Brandon Jewell with the Career Technical Education Foundation Sonoma County moderated a panel discussion at 180 Studios in Santa Rosa during the second annual Sonoma County Manufacturing Day on Oct. 19. Panelists were Megan Dellavalle of Medtronic, Juan Alvarez of Viavi Solutions, Ian Serrano of Straus Family Creamery and Sean Winchester of Endologix.
Panelists were asked to respond to questions about their educational backgrounds and if a four-year degree was necessary for success, how they entered the manufacturing world, what they like most about their jobs, as well as the biggest challenge they faced during their careers.
MEGAN DELLAVALLE, MEDTRONIC: While in high school I met someone who worked with a medical MRI machine and shadowed her on the job. I also had college internships, including one at Medtronic. I’m now also involved with WISE, Women In Science and Engineering, to help other women advance in various technology areas.
In my position, I make a big impact on people’s lives, and my unit supports a number of worldwide bio-units. Back in high school, engineering involved a lot of math, which was not my best subject, since I was a biology and liberal arts student. But I wanted to enter this field. I struggled, got extra help, and put out a lot of effort. I love what I do. Sure, there will be obstacles, but you have to stick with it.
As a woman, I’ve been fortunate in the STEM field.
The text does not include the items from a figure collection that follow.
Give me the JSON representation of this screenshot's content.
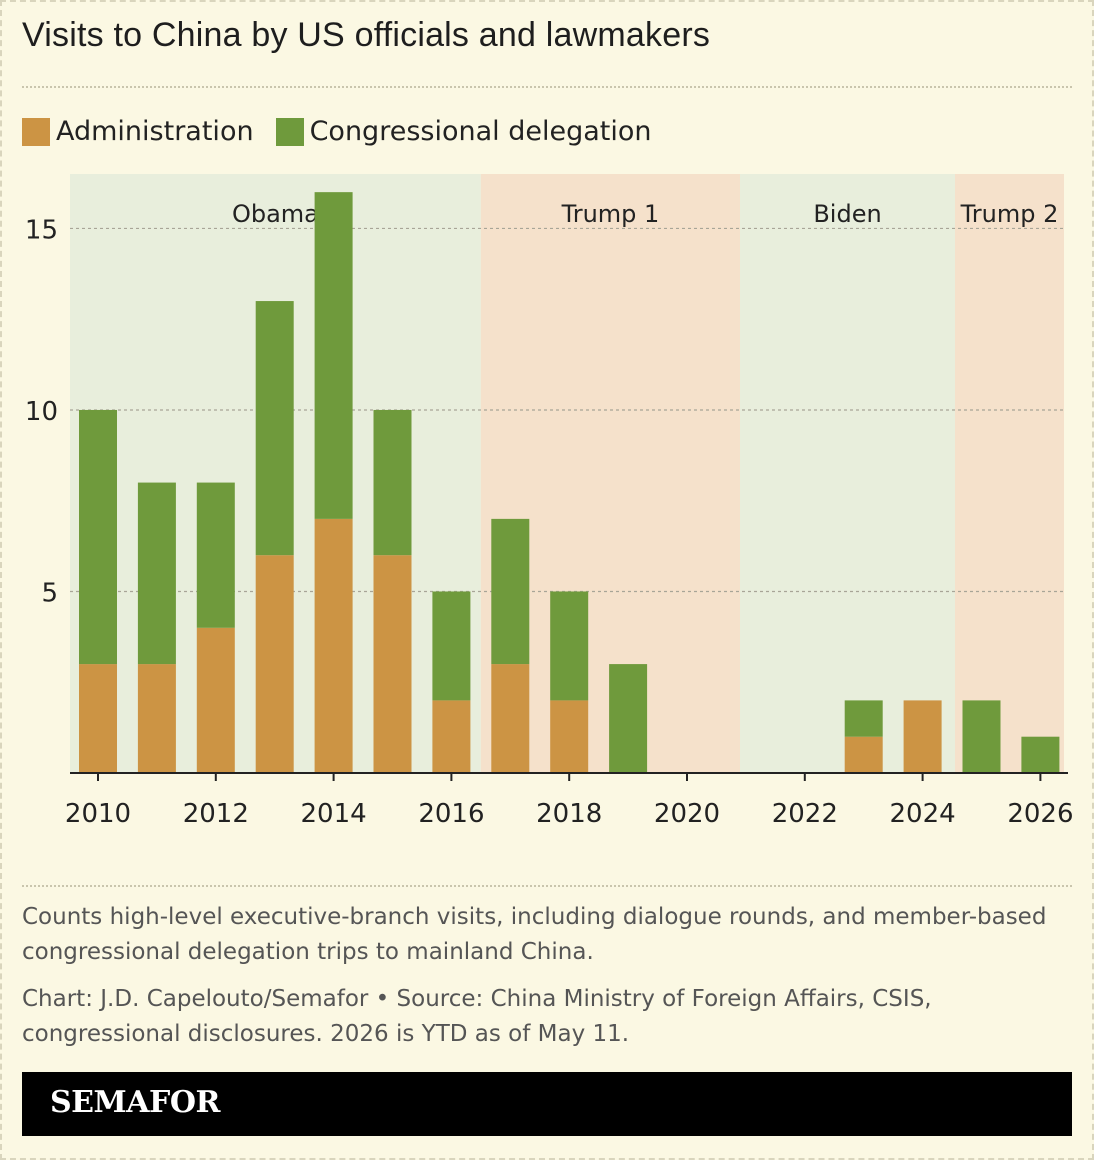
{
  "title": "Visits to China by US officials and lawmakers",
  "legend": [
    {
      "label": "Administration",
      "color": "#cc9444"
    },
    {
      "label": "Congressional delegation",
      "color": "#6f9a3c"
    }
  ],
  "note": "Counts high-level executive-branch visits, including dialogue rounds, and member-based congressional delegation trips to mainland China.",
  "credit": "Chart: J.D. Capelouto/Semafor • Source: China Ministry of Foreign Affairs, CSIS, congressional disclosures. 2026 is YTD as of May 11.",
  "brand": "SEMAFOR",
  "chart_data": {
    "type": "bar",
    "stacked": true,
    "x": [
      2010,
      2011,
      2012,
      2013,
      2014,
      2015,
      2016,
      2017,
      2018,
      2019,
      2020,
      2021,
      2022,
      2023,
      2024,
      2025,
      2026
    ],
    "series": [
      {
        "name": "Administration",
        "color": "#cc9444",
        "values": [
          3,
          3,
          4,
          6,
          7,
          6,
          2,
          3,
          2,
          0,
          0,
          0,
          0,
          1,
          2,
          0,
          0
        ]
      },
      {
        "name": "Congressional delegation",
        "color": "#6f9a3c",
        "values": [
          7,
          5,
          4,
          7,
          9,
          4,
          3,
          4,
          3,
          3,
          0,
          0,
          0,
          1,
          0,
          2,
          1
        ]
      }
    ],
    "ylim": [
      0,
      16.5
    ],
    "yticks": [
      5,
      10,
      15
    ],
    "xticks": [
      2010,
      2012,
      2014,
      2016,
      2018,
      2020,
      2022,
      2024,
      2026
    ],
    "grid": true,
    "periods": [
      {
        "label": "Obama",
        "start": 2009.5,
        "end": 2016.5,
        "color": "#e8eedc"
      },
      {
        "label": "Trump 1",
        "start": 2016.5,
        "end": 2020.9,
        "color": "#f5e1cb"
      },
      {
        "label": "Biden",
        "start": 2020.9,
        "end": 2024.55,
        "color": "#e8eedc"
      },
      {
        "label": "Trump 2",
        "start": 2024.55,
        "end": 2026.5,
        "color": "#f5e1cb"
      }
    ]
  }
}
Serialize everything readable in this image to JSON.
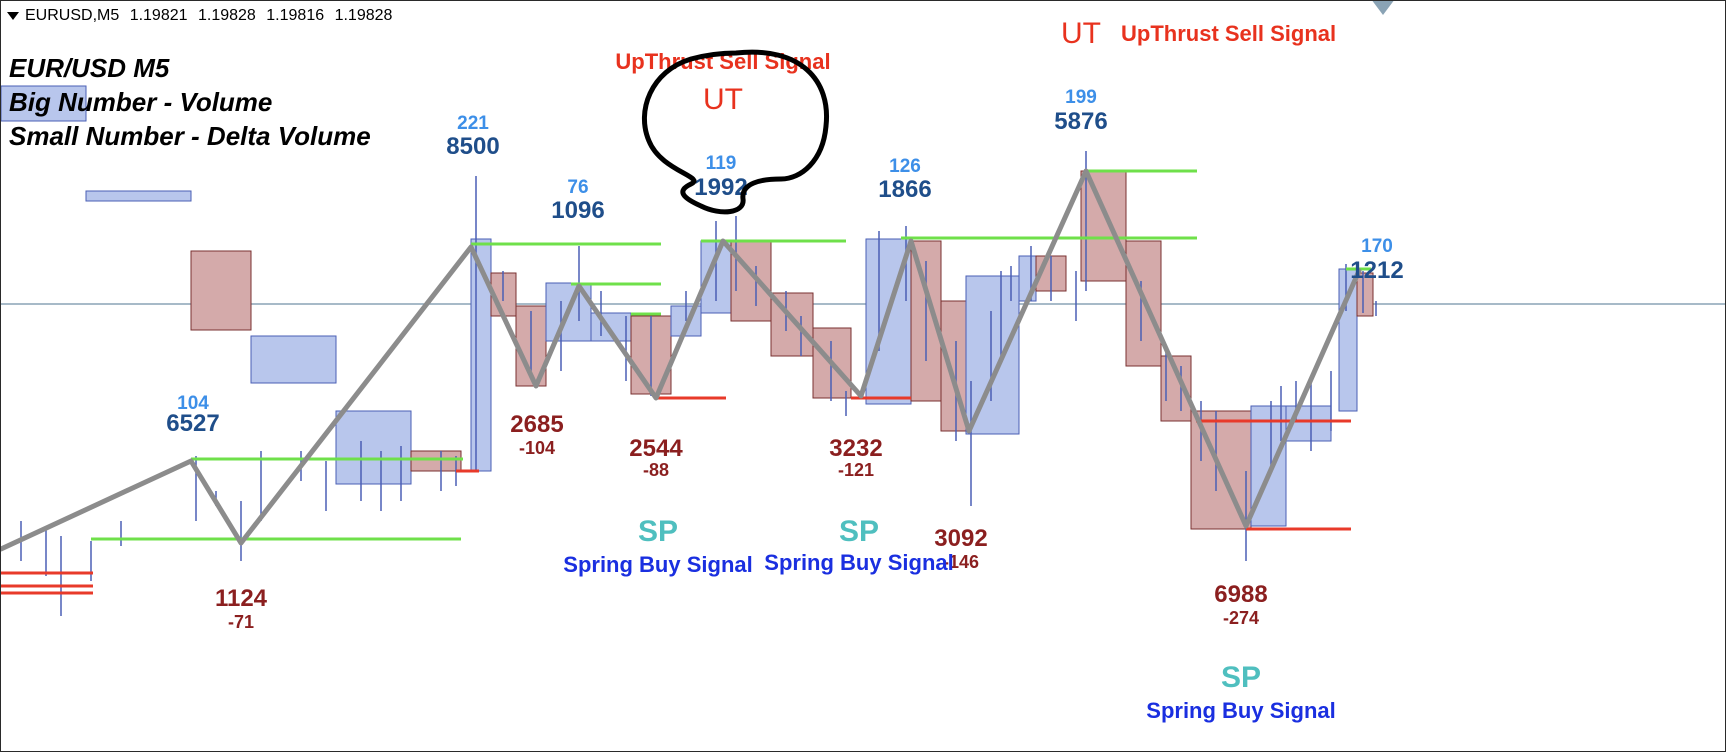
{
  "header": {
    "symbol": "EURUSD,M5",
    "open": "1.19821",
    "high": "1.19828",
    "low": "1.19816",
    "close": "1.19828"
  },
  "legend": {
    "line1": "EUR/USD M5",
    "line2": "Big Number - Volume",
    "line3": "Small Number - Delta Volume"
  },
  "colors": {
    "bull_fill": "#b8c6ec",
    "bull_edge": "#4a5fb5",
    "bear_fill": "#d4aaaa",
    "bear_edge": "#7a3030",
    "zigzag": "#8c8c8c",
    "support": "#6fe04a",
    "resistance": "#e83a2a",
    "volume_blue": "#1f4e8a",
    "delta_blue": "#3d8fe8",
    "volume_red": "#8b1f1f",
    "signal_red": "#e8321e",
    "sp_teal": "#4fbfbf",
    "spring_blue": "#1a2fe0",
    "annotation": "#000000",
    "grid": "#8aa3b5"
  },
  "chart_data": {
    "type": "candlestick",
    "title": "EUR/USD M5",
    "volume_labels_high": [
      {
        "volume": "6527",
        "delta": "104"
      },
      {
        "volume": "8500",
        "delta": "221"
      },
      {
        "volume": "1096",
        "delta": "76"
      },
      {
        "volume": "1992",
        "delta": "119"
      },
      {
        "volume": "1866",
        "delta": "126"
      },
      {
        "volume": "5876",
        "delta": "199"
      },
      {
        "volume": "1212",
        "delta": "170"
      }
    ],
    "volume_labels_low": [
      {
        "volume": "1124",
        "delta": "-71"
      },
      {
        "volume": "2685",
        "delta": "-104"
      },
      {
        "volume": "2544",
        "delta": "-88"
      },
      {
        "volume": "3232",
        "delta": "-121"
      },
      {
        "volume": "3092",
        "delta": "-146"
      },
      {
        "volume": "6988",
        "delta": "-274"
      }
    ],
    "signals": {
      "ut_label": "UT",
      "ut_text": "UpThrust Sell Signal",
      "sp_label": "SP",
      "sp_text": "Spring Buy Signal"
    }
  }
}
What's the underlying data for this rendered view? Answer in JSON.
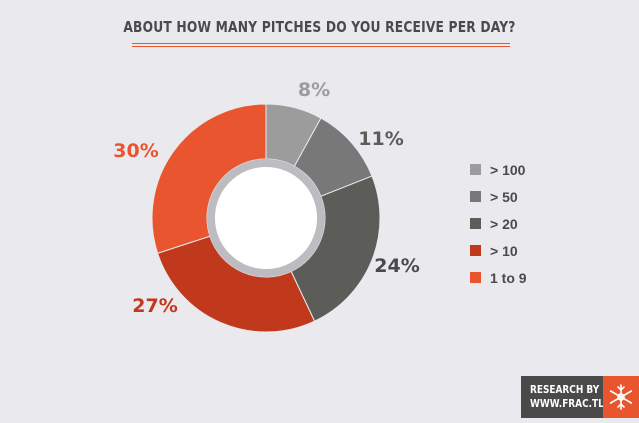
{
  "chart_data": {
    "type": "pie",
    "title": "ABOUT HOW MANY PITCHES DO YOU RECEIVE PER DAY?",
    "categories": [
      "> 100",
      "> 50",
      "> 20",
      "> 10",
      "1 to 9"
    ],
    "values": [
      8,
      11,
      24,
      27,
      30
    ],
    "labels": [
      "8%",
      "11%",
      "24%",
      "27%",
      "30%"
    ],
    "colors": [
      "#9c9c9c",
      "#787878",
      "#5c5c59",
      "#c1391d",
      "#e8552e"
    ],
    "donut": true,
    "legend_position": "right"
  },
  "branding": {
    "line1": "RESEARCH BY",
    "line2": "WWW.FRAC.TL",
    "logo": "snowflake-icon"
  }
}
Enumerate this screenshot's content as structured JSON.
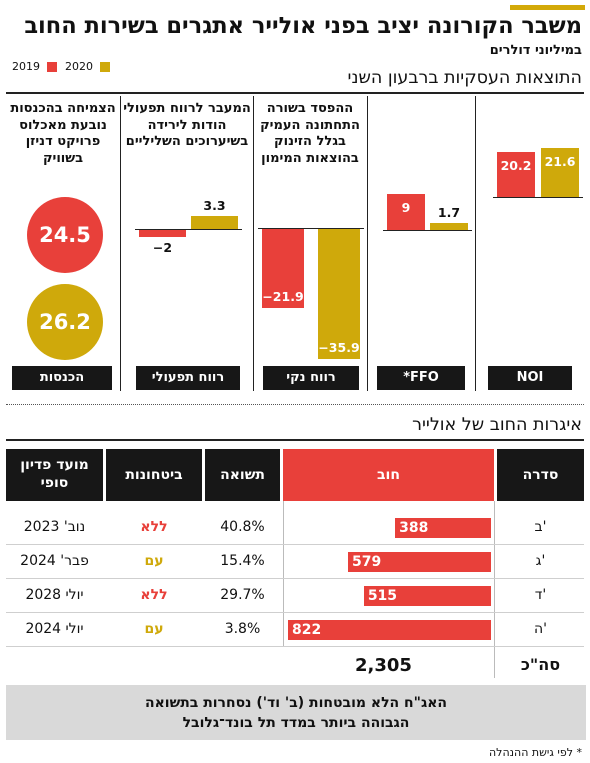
{
  "header": {
    "title": "משבר הקורונה יציב בפני אולייר אתגרים בשירות החוב",
    "subtitle": "במיליוני דולרים"
  },
  "legend": [
    {
      "label": "2019",
      "color": "#e8403a"
    },
    {
      "label": "2020",
      "color": "#cfa90b"
    }
  ],
  "section1_title": "התוצאות העסקיות ברבעון השני",
  "chart_data": {
    "type": "bar",
    "series": [
      {
        "name": "2019",
        "color": "#e8403a",
        "values": [
          20.2,
          9,
          -21.9,
          -2,
          24.5
        ]
      },
      {
        "name": "2020",
        "color": "#cfa90b",
        "values": [
          21.6,
          1.7,
          -35.9,
          3.3,
          26.2
        ]
      }
    ],
    "categories": [
      "NOI",
      "*FFO",
      "רווח נקי",
      "רווח תפעולי",
      "הכנסות"
    ],
    "value_labels": {
      "2019": [
        "20.2",
        "9",
        "−21.9",
        "−2",
        "24.5"
      ],
      "2020": [
        "21.6",
        "1.7",
        "−35.9",
        "3.3",
        "26.2"
      ]
    },
    "annotations": [
      "",
      "",
      "ההפסד בשורה התחתונה העמיק בגלל הזינוק בהוצאות המימון",
      "המעבר לרווח תפעולי הודות לירידה בשיערוכים השליליים",
      "הצמיחה בהכנסות נובעת מאכלוס פרויקט דניזן בשוויק"
    ]
  },
  "section2_title": "איגרות החוב של אולייר",
  "table": {
    "headers": {
      "series": "סדרה",
      "debt": "חוב",
      "yield": "תשואה",
      "collateral": "ביטחונות",
      "maturity": "מועד פדיון\nסופי"
    },
    "rows": [
      {
        "series": "ב'",
        "debt": 388,
        "debt_label": "388",
        "yield": "40.8%",
        "collateral": "ללא",
        "collateral_type": "no",
        "maturity": "נוב' 2023"
      },
      {
        "series": "ג'",
        "debt": 579,
        "debt_label": "579",
        "yield": "15.4%",
        "collateral": "עם",
        "collateral_type": "yes",
        "maturity": "פבר' 2024"
      },
      {
        "series": "ד'",
        "debt": 515,
        "debt_label": "515",
        "yield": "29.7%",
        "collateral": "ללא",
        "collateral_type": "no",
        "maturity": "יולי 2028"
      },
      {
        "series": "ה'",
        "debt": 822,
        "debt_label": "822",
        "yield": "3.8%",
        "collateral": "עם",
        "collateral_type": "yes",
        "maturity": "יולי 2024"
      }
    ],
    "total_label": "סה\"כ",
    "total_value": "2,305"
  },
  "note": "האג\"ח הלא מובטחות (ב' וד') נסחרות בתשואה\nהגבוהה ביותר במדד תל בונד־גלובל",
  "footnote": "* לפי גישת ההנהלה"
}
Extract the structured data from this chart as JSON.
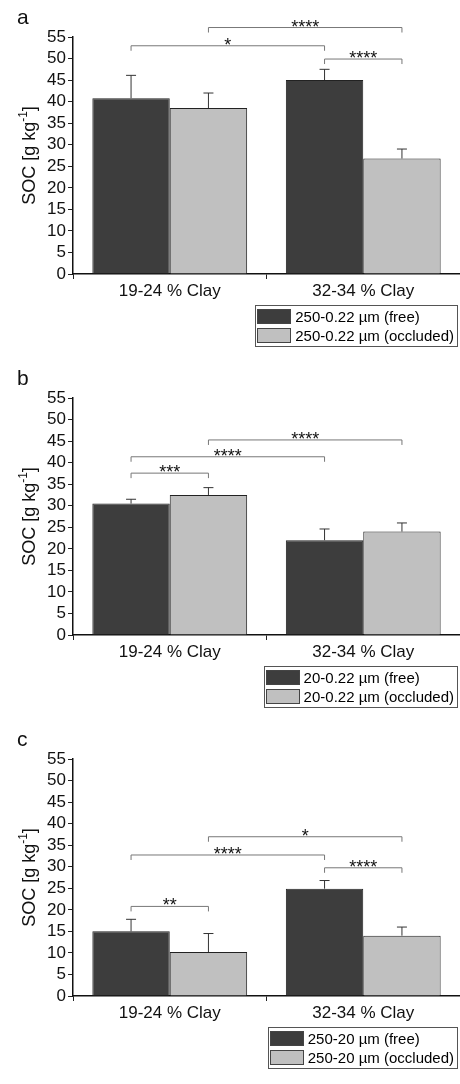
{
  "chart_data": [
    {
      "type": "bar",
      "title": "a",
      "ylabel": "SOC [g kg$^{-1}$]",
      "categories": [
        "19-24 % Clay",
        "32-34 % Clay"
      ],
      "ylim": [
        0,
        55
      ],
      "yticks": [
        0,
        5,
        10,
        15,
        20,
        25,
        30,
        35,
        40,
        45,
        50,
        55
      ],
      "grid": false,
      "legend": "bottom right",
      "series": [
        {
          "name": "250-0.22 µm (free)",
          "color": "#3d3d3d",
          "values": [
            40.8,
            45
          ],
          "errors": [
            [
              40.8,
              46.1
            ],
            [
              45,
              47.5
            ]
          ]
        },
        {
          "name": "250-0.22 µm (occluded)",
          "color": "#c0c0c0",
          "values": [
            38.5,
            26.8
          ],
          "errors": [
            [
              38.5,
              42
            ],
            [
              26.8,
              29
            ]
          ]
        }
      ],
      "annotations": [
        "****",
        "*",
        "****"
      ]
    },
    {
      "type": "bar",
      "title": "b",
      "ylabel": "SOC [g kg$^{-1}$]",
      "categories": [
        "19-24 % Clay",
        "32-34 % Clay"
      ],
      "ylim": [
        0,
        55
      ],
      "yticks": [
        0,
        5,
        10,
        15,
        20,
        25,
        30,
        35,
        40,
        45,
        50,
        55
      ],
      "grid": false,
      "legend": "bottom right",
      "series": [
        {
          "name": "20-0.22 µm (free)",
          "color": "#3d3d3d",
          "values": [
            30.5,
            22
          ],
          "errors": [
            [
              30.5,
              31.5
            ],
            [
              22,
              24.6
            ]
          ]
        },
        {
          "name": "20-0.22 µm (occluded)",
          "color": "#c0c0c0",
          "values": [
            32.5,
            24
          ],
          "errors": [
            [
              32.5,
              34.2
            ],
            [
              24,
              26
            ]
          ]
        }
      ],
      "annotations": [
        "****",
        "****",
        "***"
      ]
    },
    {
      "type": "bar",
      "title": "c",
      "ylabel": "SOC [g kg$^{-1}$]",
      "categories": [
        "19-24 % Clay",
        "32-34 % Clay"
      ],
      "ylim": [
        0,
        55
      ],
      "yticks": [
        0,
        5,
        10,
        15,
        20,
        25,
        30,
        35,
        40,
        45,
        50,
        55
      ],
      "grid": false,
      "legend": "bottom right",
      "series": [
        {
          "name": "250-20 µm (free)",
          "color": "#3d3d3d",
          "values": [
            15,
            24.9
          ],
          "errors": [
            [
              15,
              17.8
            ],
            [
              24.9,
              26.8
            ]
          ]
        },
        {
          "name": "250-20 µm (occluded)",
          "color": "#c0c0c0",
          "values": [
            10.2,
            14
          ],
          "errors": [
            [
              10.2,
              14.5
            ],
            [
              14,
              16
            ]
          ]
        }
      ],
      "annotations": [
        "*",
        "****",
        "****",
        "**"
      ]
    }
  ]
}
In my BME (bachelor of biomedical engineering) degree program, there were more women than men. The same was true in my internship group at Medtronic. There are organizations that can support you, such as the Society of Women Engineers.
Whether or not to earn a four-year college degree depends on what you want – what works for you. For production floor, tech positions and some project-management jobs, a high school diploma may be all that is required. For engineering and advanced positions, you will need a four-year degree.
Do I use everything I learned in college? No. But critical thinking skills are vital. The key is determining what you need to know, learning how to get that knowledge and plotting a course for your future, while also having the drive and initiative to take you there.
SEAN WINCHESTER, ENDOLOGIX: I would approach those working in laboratory jobs that I found interesting, such as at UC Irvine, and ask them if I could have a chance to work with them as an intern – with or without pay. I asked another professor the same question at NYU and got the job.
I was a materials science major, but wanted to enter the bio-medical engineering field. I felt that the chemical and bio areas I had been studying were not close enough of a match, since I wanted to be part of the medical device industry. I had to be open to growing and flexible to change my course of study to match the job I wanted.
The biggest reward I receive from my career is the knowledge that I am helping patients have a better quality of life. I earned a university degree and am now working with stem cells in a polymer matrix. Like Megan Dellavalle, I don’t use everything I learned in college. But having an engineering degree shows employers that you have the ability to learn what you need to know in a relatively short time.